In recent years, the vagus nerve has become more well-known than ever before, as it has become a golden target for many chronic disease therapies. What is the vagus nerve? And what does it do, and why is it so important to our health?

For centuries, the vagus nerve (also called the cranial nerve X or 10th cranial nerve) has been an epicenter in medical research. From the work of Galen, a Greek physician and philosopher in the second century, scientists first discovered the existence of the vagus nerve as one of the 12 cranial nerves in the autonomic nervous system. (A cranial nerve is simply a nerve that begins in the brain.) Since then, contributions of the vagus nerve to the physiology of health and disease have been widely studied.

Vagus comes from a Latin word that means “wandering.” Living up to its name, the vagus nerve wanders from the brainstem down to our chest and abdominal cavities, and supplies nerves to major organs such as the heart, lungs, gut, spleen, pancreas and liver.

The vagus nerve acts like a telephone for your brain.

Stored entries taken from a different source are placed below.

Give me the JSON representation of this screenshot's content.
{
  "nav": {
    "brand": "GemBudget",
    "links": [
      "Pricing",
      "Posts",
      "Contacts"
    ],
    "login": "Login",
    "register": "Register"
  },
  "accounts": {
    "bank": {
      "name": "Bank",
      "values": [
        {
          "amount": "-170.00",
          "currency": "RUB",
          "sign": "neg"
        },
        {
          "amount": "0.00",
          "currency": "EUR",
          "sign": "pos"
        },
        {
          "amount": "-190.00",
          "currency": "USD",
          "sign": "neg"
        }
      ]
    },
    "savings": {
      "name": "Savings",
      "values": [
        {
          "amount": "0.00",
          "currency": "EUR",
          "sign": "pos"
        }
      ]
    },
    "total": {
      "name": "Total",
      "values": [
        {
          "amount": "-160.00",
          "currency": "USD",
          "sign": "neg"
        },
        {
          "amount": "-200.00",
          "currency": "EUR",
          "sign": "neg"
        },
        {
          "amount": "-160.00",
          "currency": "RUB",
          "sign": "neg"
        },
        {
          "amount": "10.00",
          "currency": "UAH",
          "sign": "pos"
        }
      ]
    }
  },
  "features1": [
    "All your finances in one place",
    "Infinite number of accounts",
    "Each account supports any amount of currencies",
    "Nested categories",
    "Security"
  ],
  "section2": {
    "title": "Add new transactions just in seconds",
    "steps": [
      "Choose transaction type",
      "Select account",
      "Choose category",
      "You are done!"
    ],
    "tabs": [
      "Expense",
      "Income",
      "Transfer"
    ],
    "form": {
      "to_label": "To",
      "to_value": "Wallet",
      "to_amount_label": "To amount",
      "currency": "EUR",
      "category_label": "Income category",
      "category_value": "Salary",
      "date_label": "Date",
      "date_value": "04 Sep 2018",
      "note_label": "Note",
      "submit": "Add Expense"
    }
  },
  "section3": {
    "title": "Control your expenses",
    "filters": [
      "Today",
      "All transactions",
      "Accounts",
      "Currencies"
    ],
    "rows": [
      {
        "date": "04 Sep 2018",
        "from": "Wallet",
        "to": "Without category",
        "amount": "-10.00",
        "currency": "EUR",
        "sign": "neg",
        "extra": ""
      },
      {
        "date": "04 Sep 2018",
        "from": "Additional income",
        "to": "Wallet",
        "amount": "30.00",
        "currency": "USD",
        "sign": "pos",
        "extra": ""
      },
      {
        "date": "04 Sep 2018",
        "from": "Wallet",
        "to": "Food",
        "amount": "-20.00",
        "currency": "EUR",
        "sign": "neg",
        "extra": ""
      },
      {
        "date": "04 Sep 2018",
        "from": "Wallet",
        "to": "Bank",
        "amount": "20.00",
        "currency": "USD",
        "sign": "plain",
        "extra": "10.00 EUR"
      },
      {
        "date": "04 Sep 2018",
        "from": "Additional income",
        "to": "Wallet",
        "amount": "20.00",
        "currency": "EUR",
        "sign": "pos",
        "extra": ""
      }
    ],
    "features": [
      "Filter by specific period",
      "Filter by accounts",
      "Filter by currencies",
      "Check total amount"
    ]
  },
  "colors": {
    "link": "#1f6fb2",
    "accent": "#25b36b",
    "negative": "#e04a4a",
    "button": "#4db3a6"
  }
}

It connects the body and the brain, allowing a seamless information transfer in and out of the brain, from and to different areas of the body.

Built to sense and carry, the vagus nerve is equipped with input (sensory) and output (motor) arms. About 80% of the vagus nerve is made up of sensory nerve cells (neurons) that detect mechanical, chemical or even thermal signals generated in the body. When activated by these signals, vagal sensory neurons deliver information from these signals to the brain. Then, further processing occurs to regulate physiological responses that maintain a balance of bodily function.

One example of the profound role of the vagal sensory neurons is sensing food-related signals from the gut, such as how our stomach stretches when filled with food. This information is then transmitted to the brain to regulate our appetite.

About 20% of the vagus nerve’s job is keeping our health in check by carrying commands from the brain to our organs through its motor neurons. One of the roles of the vagal motor neurons is regulating vital functions such as heart rate. When activated, vagal motor neurons send signals to slow down our heart rate, which is paramount in exercise and in the event of a heart attack.

Many diseases can change vagus nerve activity. In obesity, for example, vagal sensory neurons are less sensitive to meal-related signals. In cardiovascular disease, vagal motor neurons tend to be underactive. Despite knowing this, scientists still do not have a full understanding of whether dysfunction of the vagus nerve is a cause or a consequence of a disease.

Researchers still have so much more to do to unlock the full potential of this wandering nerve—with its strong brain-body connection and fundamental role in physiology—to help develop better treatments for better health.